Brissot's educated readers would have been familiar with the story of the Roman general Cincinnatus from the Roman historian Livy. According to the story, powerful enemies of Rome, the Aequians, were threatening an invasion of the city. The Roman Senate believed the current consul was unprepared to meet the crisis. They voted unanimously to confer the extraordinary powers of dictatorship on their most distinguished former general, L. Quinctius Cincinnatus.
Cincinnatus was living on his four-acre farm outside of Rome. Senate representatives found him working in his field. When he learned of the emergency facing Rome, he left his plow standing in the field and led the Romans to victory against the Aequians. Fifteen days after assuming the dictatorship, Cincinnatus resigned and returned to his plow.
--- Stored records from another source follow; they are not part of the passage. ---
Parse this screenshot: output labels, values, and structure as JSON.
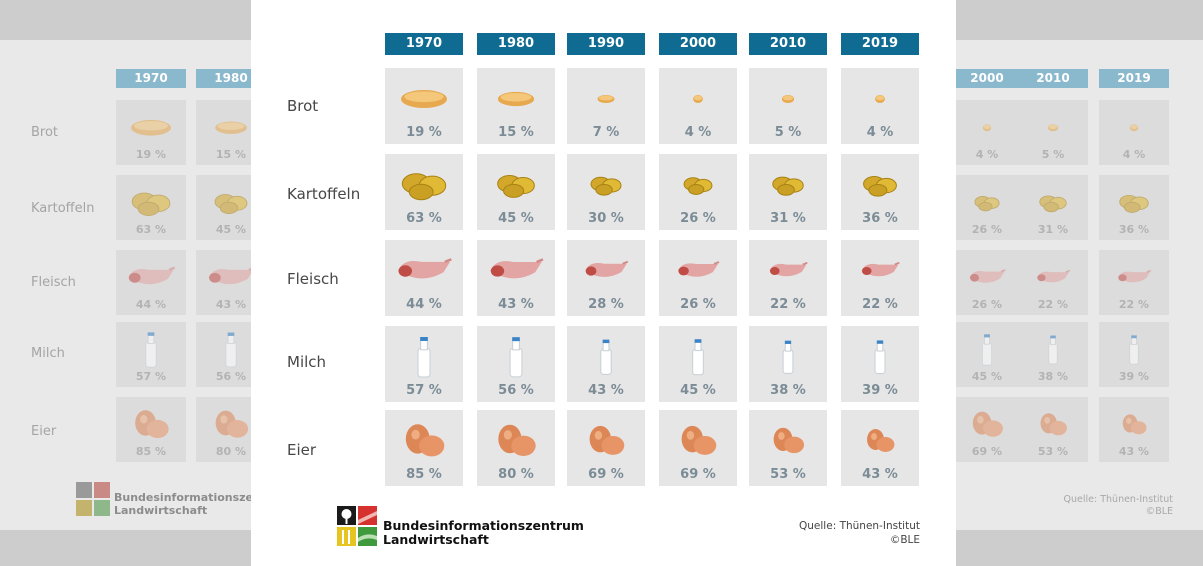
{
  "years": [
    "1970",
    "1980",
    "1990",
    "2000",
    "2010",
    "2019"
  ],
  "chart_data": {
    "type": "table",
    "categories": [
      "1970",
      "1980",
      "1990",
      "2000",
      "2010",
      "2019"
    ],
    "unit": "%",
    "series": [
      {
        "name": "Brot",
        "icon": "bread-icon",
        "values": [
          19,
          15,
          7,
          4,
          5,
          4
        ]
      },
      {
        "name": "Kartoffeln",
        "icon": "potato-icon",
        "values": [
          63,
          45,
          30,
          26,
          31,
          36
        ]
      },
      {
        "name": "Fleisch",
        "icon": "meat-icon",
        "values": [
          44,
          43,
          28,
          26,
          22,
          22
        ]
      },
      {
        "name": "Milch",
        "icon": "milk-bottle-icon",
        "values": [
          57,
          56,
          43,
          45,
          38,
          39
        ]
      },
      {
        "name": "Eier",
        "icon": "egg-icon",
        "values": [
          85,
          80,
          69,
          69,
          53,
          43
        ]
      }
    ]
  },
  "footer": {
    "org_line1": "Bundesinformationszentrum",
    "org_line2": "Landwirtschaft",
    "source": "Quelle: Thünen-Institut",
    "copyright": "©BLE"
  },
  "colors": {
    "header": "#0f6b92",
    "cell": "#e6e6e6",
    "percent_text": "#7b8c96",
    "row_label": "#474747"
  }
}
The parallels with General George Washington were not lost on his contemporaries. Called up from his retirement at Mount Vernon to lead the Continental Army, Washington dramatically resigned his commission and returned to his farm once the war had been won. In emulating Cincinnatus, Washington calmed any fears that he might use his position as a successful general to become a military dictator. Instead, Washington showed that he placed public service above personal gain.
For Romans and Americans alike, Cincinnatus represented the ideal republican simplicity, an enlightened poverty that spurned luxury and cultivated a nobility of spirit.
For the Revolutionary generation, the republican simplicity of the American farmer provided a pointed contrast with the perceived luxury of the British empire. As the American Cincinnatus, Washington embodied America's agricultural self-sufficiency, which he saw as a crucial element in its economic and political independence from Great Britain.
Depictions of Washington as Cincinnatus were popular in the Revolutionary and Early Republican periods. In 1783, Washington was elected first president of the Society of the Cincinnati, an organization of military officers who served in the Revolutionary War. The society's Latin motto, Omnia reliquit servare rem publicam ("He gave up everything to serve the republic"), suggests the story of Cincinnatus.